Hyrox: Common mistakes made by beginners
Common Hyrox mistakes: this is what beginners often do wrong | Tips 2025
Discover the most common Hyrox mistakes among beginners. Learn how to train technique, pace, recovery and mental focus to be optimally prepared to run your first Hyrox race.
Common Hyrox mistakes among beginners
Hyrox is the combination of running and functional movements such as the sled push, wall balls, burpee broad jumps and the farmers carry. A Hyrox race demands the utmost both physically and mentally, and this is precisely where beginners often make mistakes. In this article you will read about the common mistakes and how to avoid them.
Common mistakes in Hyrox training
A major problem with Hyrox training is that beginners often start without a plan. They train randomly, focus too much on strength or just cardio, and forget to pay attention to technique and recovery.
Tip: Use a workout regimen that combines strength and conditioning.
Wall Balls: errors in execution
With wall balls, you often see beginners:
- pay too little attention to their balance sheet,
- Not throwing the ball at the correct height,
- Or relying too much on the arms instead of the legs.
Focus on a deep squat, use your legs and make sure your repetitions are fluid.
Hyrox race: underestimating intensity
During a Hyrox race, many beginners start too fast. The first kilometer feels light, but as the hard exercises follow, fatigue increases.
Tip: keep your pace and heart rate under control so you have energy left for the final laps.
Hyrox training: technique over strength
Hyrox is not just about brute strength. Without good technique in the 8 parts, you will lose time and risk injury.
Pay extra attention to your execution on squats, lunges and core exercises.
Sled Push: incorrect posture
One of the most common Hyrox mistakes is improper execution of the sled push. Beginners often push too high, lose stability and put unnecessary strain on their lower back.
Tip: Keep your torso low, put power from your legs and push with control.
Combine strength and cardio smartly
Many beginners make the mistake of doing only strength training or only running.
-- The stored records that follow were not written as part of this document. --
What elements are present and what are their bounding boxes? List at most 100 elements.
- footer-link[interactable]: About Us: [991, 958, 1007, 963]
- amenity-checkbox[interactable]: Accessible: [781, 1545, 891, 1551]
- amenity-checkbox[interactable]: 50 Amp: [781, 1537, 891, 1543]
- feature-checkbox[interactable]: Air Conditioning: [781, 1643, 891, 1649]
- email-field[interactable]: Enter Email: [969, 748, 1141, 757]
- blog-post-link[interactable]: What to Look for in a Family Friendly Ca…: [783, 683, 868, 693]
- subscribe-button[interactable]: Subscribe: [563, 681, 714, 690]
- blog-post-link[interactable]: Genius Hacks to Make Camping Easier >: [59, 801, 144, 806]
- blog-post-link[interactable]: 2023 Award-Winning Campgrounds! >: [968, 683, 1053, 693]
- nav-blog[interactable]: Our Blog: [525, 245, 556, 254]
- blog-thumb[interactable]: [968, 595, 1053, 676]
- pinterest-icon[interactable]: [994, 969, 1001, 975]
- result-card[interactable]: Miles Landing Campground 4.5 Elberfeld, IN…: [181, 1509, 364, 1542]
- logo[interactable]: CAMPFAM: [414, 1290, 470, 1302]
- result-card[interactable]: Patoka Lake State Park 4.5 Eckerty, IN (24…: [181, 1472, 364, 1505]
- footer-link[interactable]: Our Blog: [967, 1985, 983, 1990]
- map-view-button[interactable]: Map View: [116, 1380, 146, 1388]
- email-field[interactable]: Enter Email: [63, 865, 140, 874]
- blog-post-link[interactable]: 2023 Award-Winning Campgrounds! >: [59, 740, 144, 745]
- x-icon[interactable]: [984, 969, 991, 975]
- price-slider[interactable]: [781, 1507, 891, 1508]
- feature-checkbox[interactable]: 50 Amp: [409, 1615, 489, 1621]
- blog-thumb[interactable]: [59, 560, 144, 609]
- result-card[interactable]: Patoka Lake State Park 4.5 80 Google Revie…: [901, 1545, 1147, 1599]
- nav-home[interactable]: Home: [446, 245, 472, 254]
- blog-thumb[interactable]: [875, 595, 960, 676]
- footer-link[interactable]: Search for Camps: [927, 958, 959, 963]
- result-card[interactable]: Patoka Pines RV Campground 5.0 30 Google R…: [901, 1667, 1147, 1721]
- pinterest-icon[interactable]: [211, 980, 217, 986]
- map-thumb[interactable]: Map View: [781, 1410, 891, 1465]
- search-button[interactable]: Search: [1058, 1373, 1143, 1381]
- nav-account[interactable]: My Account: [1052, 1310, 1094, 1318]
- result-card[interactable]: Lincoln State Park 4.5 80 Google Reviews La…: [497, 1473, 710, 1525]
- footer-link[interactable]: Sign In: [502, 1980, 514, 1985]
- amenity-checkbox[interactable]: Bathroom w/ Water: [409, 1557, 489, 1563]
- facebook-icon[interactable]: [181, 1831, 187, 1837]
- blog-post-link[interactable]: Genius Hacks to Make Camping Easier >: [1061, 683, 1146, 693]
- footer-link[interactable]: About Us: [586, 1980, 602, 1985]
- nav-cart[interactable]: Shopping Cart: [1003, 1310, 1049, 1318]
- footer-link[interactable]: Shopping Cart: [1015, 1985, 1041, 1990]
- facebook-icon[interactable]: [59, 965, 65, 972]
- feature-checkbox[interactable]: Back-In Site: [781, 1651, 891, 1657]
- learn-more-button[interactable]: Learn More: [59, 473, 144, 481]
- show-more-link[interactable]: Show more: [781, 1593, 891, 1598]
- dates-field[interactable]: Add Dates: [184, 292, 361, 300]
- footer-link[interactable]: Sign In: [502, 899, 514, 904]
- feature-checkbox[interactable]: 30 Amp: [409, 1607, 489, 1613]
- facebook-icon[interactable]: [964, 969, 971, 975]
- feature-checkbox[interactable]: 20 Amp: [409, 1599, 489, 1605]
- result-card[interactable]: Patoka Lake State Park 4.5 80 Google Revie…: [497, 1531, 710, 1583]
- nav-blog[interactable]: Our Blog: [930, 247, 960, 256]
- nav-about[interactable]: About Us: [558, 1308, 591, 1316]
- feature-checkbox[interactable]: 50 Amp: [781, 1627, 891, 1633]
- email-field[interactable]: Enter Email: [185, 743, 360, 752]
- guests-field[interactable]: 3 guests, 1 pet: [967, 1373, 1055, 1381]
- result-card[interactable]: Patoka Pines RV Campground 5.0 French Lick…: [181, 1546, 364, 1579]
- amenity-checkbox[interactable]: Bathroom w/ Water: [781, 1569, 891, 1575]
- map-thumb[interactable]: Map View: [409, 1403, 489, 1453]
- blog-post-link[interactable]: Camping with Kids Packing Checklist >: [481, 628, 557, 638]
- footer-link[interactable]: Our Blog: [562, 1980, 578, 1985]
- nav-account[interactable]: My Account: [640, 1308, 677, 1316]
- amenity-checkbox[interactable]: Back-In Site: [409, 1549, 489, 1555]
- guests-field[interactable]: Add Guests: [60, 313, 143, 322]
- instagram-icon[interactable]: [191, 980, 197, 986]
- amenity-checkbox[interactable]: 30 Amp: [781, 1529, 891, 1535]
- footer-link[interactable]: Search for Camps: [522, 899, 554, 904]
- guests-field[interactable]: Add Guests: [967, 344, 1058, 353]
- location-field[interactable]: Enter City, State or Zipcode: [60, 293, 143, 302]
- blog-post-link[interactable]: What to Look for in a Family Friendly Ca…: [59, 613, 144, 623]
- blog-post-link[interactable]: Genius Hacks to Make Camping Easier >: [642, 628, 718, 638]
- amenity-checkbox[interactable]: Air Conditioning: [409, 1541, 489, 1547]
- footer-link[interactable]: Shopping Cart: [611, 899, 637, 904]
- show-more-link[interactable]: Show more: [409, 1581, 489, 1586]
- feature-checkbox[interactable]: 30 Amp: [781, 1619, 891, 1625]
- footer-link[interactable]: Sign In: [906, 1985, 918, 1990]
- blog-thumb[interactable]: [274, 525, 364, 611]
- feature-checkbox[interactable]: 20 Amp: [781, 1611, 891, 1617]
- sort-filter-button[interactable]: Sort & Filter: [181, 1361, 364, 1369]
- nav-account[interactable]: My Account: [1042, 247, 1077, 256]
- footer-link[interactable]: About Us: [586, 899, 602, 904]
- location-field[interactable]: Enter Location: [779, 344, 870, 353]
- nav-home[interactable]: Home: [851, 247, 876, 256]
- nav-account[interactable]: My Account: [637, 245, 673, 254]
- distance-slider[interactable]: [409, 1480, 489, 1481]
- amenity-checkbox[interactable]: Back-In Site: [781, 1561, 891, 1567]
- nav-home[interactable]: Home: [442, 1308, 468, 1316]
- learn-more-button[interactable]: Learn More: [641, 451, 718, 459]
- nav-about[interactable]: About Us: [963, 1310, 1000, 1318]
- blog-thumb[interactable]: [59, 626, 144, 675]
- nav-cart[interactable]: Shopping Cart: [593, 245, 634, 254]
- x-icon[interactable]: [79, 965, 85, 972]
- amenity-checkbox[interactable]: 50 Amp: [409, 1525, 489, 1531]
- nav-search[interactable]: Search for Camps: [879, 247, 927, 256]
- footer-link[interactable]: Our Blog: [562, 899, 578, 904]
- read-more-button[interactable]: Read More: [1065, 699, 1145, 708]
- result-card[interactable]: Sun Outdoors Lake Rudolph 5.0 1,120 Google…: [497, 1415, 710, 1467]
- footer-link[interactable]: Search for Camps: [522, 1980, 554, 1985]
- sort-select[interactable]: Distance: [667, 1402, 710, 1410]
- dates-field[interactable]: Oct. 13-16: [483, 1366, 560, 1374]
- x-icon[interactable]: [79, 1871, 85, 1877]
However, success in Hyrox requires combining strength and cardio smartly.
Tip: Create circuits in which you alternate intervals of running with strength training such as lunges or sleds.
Burpee Broad Jumps: common mistakes
In burpee broad jumps, you see athletes making too small jumps, not hitting the ground with their chest, or losing rhythm.
Tip: Make sure each jump is at least one meter, and work on a smooth transition from burpee to jump.
Sled Pull: underrated exercise
The sled pull requires a lot of mental focus and strength from your shoulders and upper body. Beginners often pull with the arms alone, when in fact the core and legs need to work with them.
Tip: Keep the line tight, use your whole body and spread your strength over several repetitions.
Farmers Carry: wrong grip
In the farmers carry, many beginners lose balance because they choose kettlebells that are too heavy or do not train their grip. This leads to unstable posture and sometimes even injury.
Tip: Train your grip separately and choose a weight that is heavy but controllable. Keep your shoulders low and walk steady.
Burpee Broad: fatigue and loss of technique
During the burpee broad section, you see that many participants lose their technique due to fatigue. The jumps become smaller and the movements less controlled.
Tip: Train with intervals and work on your mental resilience so that you maintain your form even under fatigue.
Conclusion
Most common mistakes in Hyrox have to do with technique, pacing and balance between strength and cardio. By paying attention to exercises such as the wall balls, sled push, burpee broad jumps, sled pull and farmers carry, you will avoid mistakes and improve your performance.
With proper Hyrox training, adequate recovery and a structured plan, you will appear stronger and better prepared at the start of your first Hyrox race.